Identity and access management

Deploying hybrid networking requires the creation of constructs that must be controlled to prevent unauthorized access to your VPCs and services. To secure and control access to your hybrid networking environment, it's important to consider the roles and responsibilities of your teams managing and operating your workloads using the principle of least privilege. Additionally, it’s important to isolate your networking services and implement separation of duties between the network specialists and application owners. Regardless of your operating model, this will allow the different teams to have required access to network services based on their roles. For example, it's best practice to create a separate Central Networking cloud account managed by the networking specialist team to centrally manage network policies, gateways and internet-based VPN and dedicated Direct Connect connections. Separation of accounts will prevent your application teams from negatively impacting your hybrid network.

HN_SEC1: How do you control access to your resources and workloads across your Hybrid networking environment?

AWS recommends implementing a landing zone, which is a preconfigured, secure, scalable, and multi-account AWS environment based on best practice blueprints. AWS Control Tower can automate the provisioning of your landing zone and accounts and help you manage the level of separation. AWS Control Tower provides an initial set of guardrails to help enhance the security of your overall AWS environment.

The following reference architecture diagram shows an example of a central Networking account which hosts all of the hybrid networking resources and enables demarcation of network administrative boundaries. There are additional AWS accounts owned by the various application teams for example, production account, staging account, and dev account, some are associated to the central networking account for hybrid connectivity. Hybrid networking constructs such as Direct Connect connections, Direct Connect gateway, Networking services, Shared VPCs, and Transit Gateway resources should be deployed in the Central Networking account.
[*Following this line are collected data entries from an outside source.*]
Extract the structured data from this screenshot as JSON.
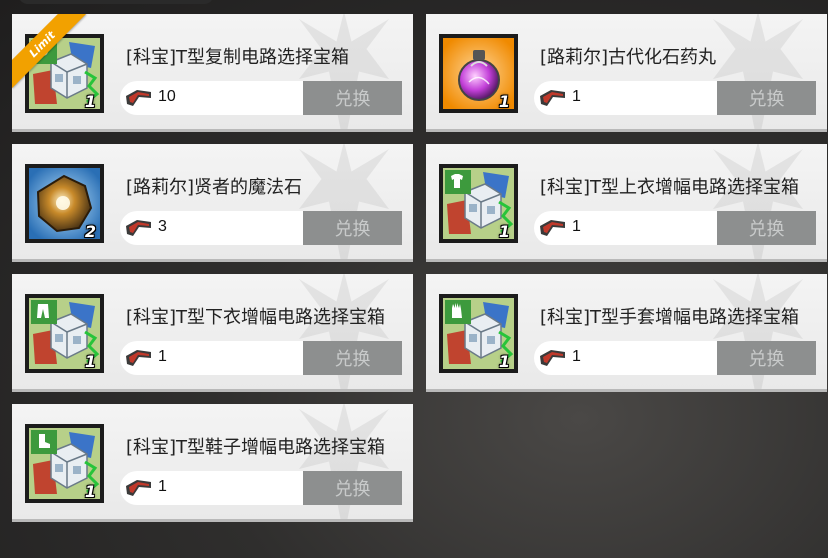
{
  "exchange_label": "兑换",
  "limit_label": "Limit",
  "items": [
    {
      "name": "[科宝]T型复制电路选择宝箱",
      "cost": "10",
      "qty": "1",
      "icon": "circuit-chip-gear-icon",
      "limit": true
    },
    {
      "name": "[路莉尔]古代化石药丸",
      "cost": "1",
      "qty": "1",
      "icon": "fossil-pill-orb-icon",
      "limit": false
    },
    {
      "name": "[路莉尔]贤者的魔法石",
      "cost": "3",
      "qty": "2",
      "icon": "magic-stone-icon",
      "limit": false
    },
    {
      "name": "[科宝]T型上衣增幅电路选择宝箱",
      "cost": "1",
      "qty": "1",
      "icon": "circuit-chip-shirt-icon",
      "limit": false
    },
    {
      "name": "[科宝]T型下衣增幅电路选择宝箱",
      "cost": "1",
      "qty": "1",
      "icon": "circuit-chip-pants-icon",
      "limit": false
    },
    {
      "name": "[科宝]T型手套增幅电路选择宝箱",
      "cost": "1",
      "qty": "1",
      "icon": "circuit-chip-glove-icon",
      "limit": false
    },
    {
      "name": "[科宝]T型鞋子增幅电路选择宝箱",
      "cost": "1",
      "qty": "1",
      "icon": "circuit-chip-boot-icon",
      "limit": false
    }
  ],
  "colors": {
    "limit_ribbon": "#f2a100",
    "button_disabled": "#8d8f8f",
    "card_bg": "#f0f0f0"
  }
}
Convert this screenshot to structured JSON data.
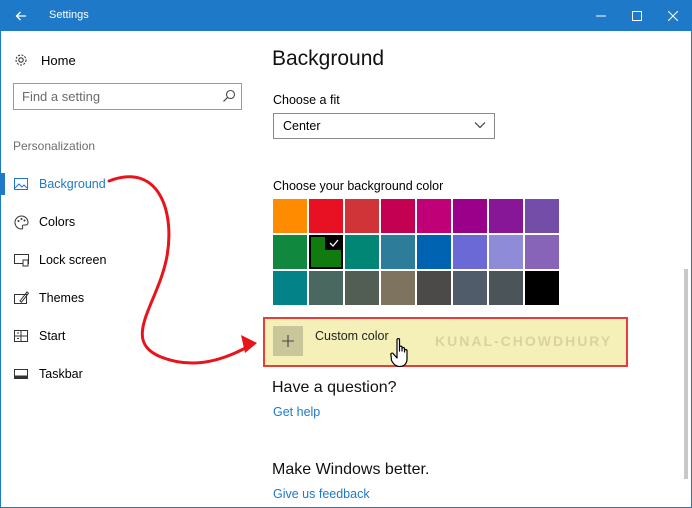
{
  "window": {
    "title": "Settings"
  },
  "sidebar": {
    "home_label": "Home",
    "search_placeholder": "Find a setting",
    "section_label": "Personalization",
    "items": [
      {
        "label": "Background",
        "icon": "picture-icon",
        "active": true
      },
      {
        "label": "Colors",
        "icon": "palette-icon",
        "active": false
      },
      {
        "label": "Lock screen",
        "icon": "lock-screen-icon",
        "active": false
      },
      {
        "label": "Themes",
        "icon": "themes-icon",
        "active": false
      },
      {
        "label": "Start",
        "icon": "start-icon",
        "active": false
      },
      {
        "label": "Taskbar",
        "icon": "taskbar-icon",
        "active": false
      }
    ]
  },
  "main": {
    "title": "Background",
    "fit_label": "Choose a fit",
    "fit_value": "Center",
    "color_label": "Choose your background color",
    "swatches": [
      "#ff8c00",
      "#e81123",
      "#d13438",
      "#c30052",
      "#bf0077",
      "#9a0089",
      "#881798",
      "#744da9",
      "#10893e",
      "#107c10",
      "#018574",
      "#2d7d9a",
      "#0063b1",
      "#6b69d6",
      "#8e8cd8",
      "#8764b8",
      "#038387",
      "#486860",
      "#525e54",
      "#7e735f",
      "#4c4a48",
      "#515c6b",
      "#4a5459",
      "#000000"
    ],
    "selected_swatch": 9,
    "custom_color_label": "Custom color",
    "watermark": "KUNAL-CHOWDHURY",
    "question_title": "Have a question?",
    "help_link": "Get help",
    "better_title": "Make Windows better.",
    "feedback_link": "Give us feedback"
  },
  "colors": {
    "accent": "#1e7ac9",
    "highlight_border": "#e53c3c",
    "highlight_fill": "#f4f0b8",
    "annotation_arrow": "#e8131b"
  }
}
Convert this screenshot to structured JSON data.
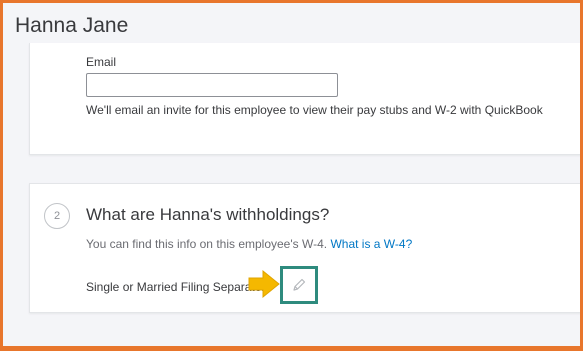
{
  "page": {
    "title": "Hanna Jane"
  },
  "email_section": {
    "label": "Email",
    "value": "",
    "placeholder": "",
    "helper": "We'll email an invite for this employee to view their pay stubs and W-2 with QuickBook"
  },
  "withholdings_section": {
    "step_number": "2",
    "title": "What are Hanna's withholdings?",
    "subtitle_text": "You can find this info on this employee's W-4.",
    "subtitle_link": "What is a W-4?",
    "filing_status": "Single or Married Filing Separately"
  },
  "icons": {
    "edit": "pencil-icon",
    "callout": "arrow-right-icon"
  },
  "colors": {
    "frame_border": "#e8762c",
    "link": "#0077c5",
    "highlight_box": "#2e8b7e",
    "callout_arrow": "#f5b800"
  }
}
In order to share AWS Direct Connect connectivity with the rest of your Landing Zone, you can share the Transit Gateway through RAM with VPCs that reside in other accounts.

This image shows a sample architecture that shows how you can share the Transit Gateway through RAM with VPCs that reside in other accounts in order to share Direct Connect connectivity with your Landing Zone

Sample architecture for AWS hybrid network connectivity using Transit Gateway

In a hybrid networking environment, the networking and security teams may share some of the responsibilities for securing network boundaries. To implement the principle of least privilege for example, the networking and/or security teams should have control over creating and modifying resources to enable hybrid connectivity while the developer teams should not have permissions to create or make changes to any network or security settings defined by the networking or security teams. The networking team should own the management of circuits as well as the provisioning of private dedicated Direct Connect virtual interfaces and/or internet-based Site-to-Site VPN connections, even though the development teams have dependencies on the various shared networking resources.

Sensitive APIs for setting up hybrid connectivity for example, the creation and deletion of AWS resources such as Direct Connect virtual interfaces, Transit Gateway, Direct Connect Gateway, and Direct Connect Gateway associations should be restricted to the networking account and specialists. If most Hybrid Networking connections are established with these APIs from specific networks or geographic areas, you should restrict access to hybrid networking connections based on location where possible. For example, AWS Direct Connect APIs which support resource-based access policies based on the CIDR range or source IP address. This can isolate network access to a given Direct Connect resource from only the specific VPC within the central networking account. For more information, refer to AWS Direct Connect resource-based policy examples. Additionally, the networking teams should own all of the API calls for creation and deletion of connections while the application teams should be allowed to use describe calls for APIs on the hybrid network resources. Direct Connect supports specific actions, resources, and condition keys. To learn about all of the elements that you use in a JSON policy, refer to IAM JSON Policy Elements Reference in the IAM User Guide.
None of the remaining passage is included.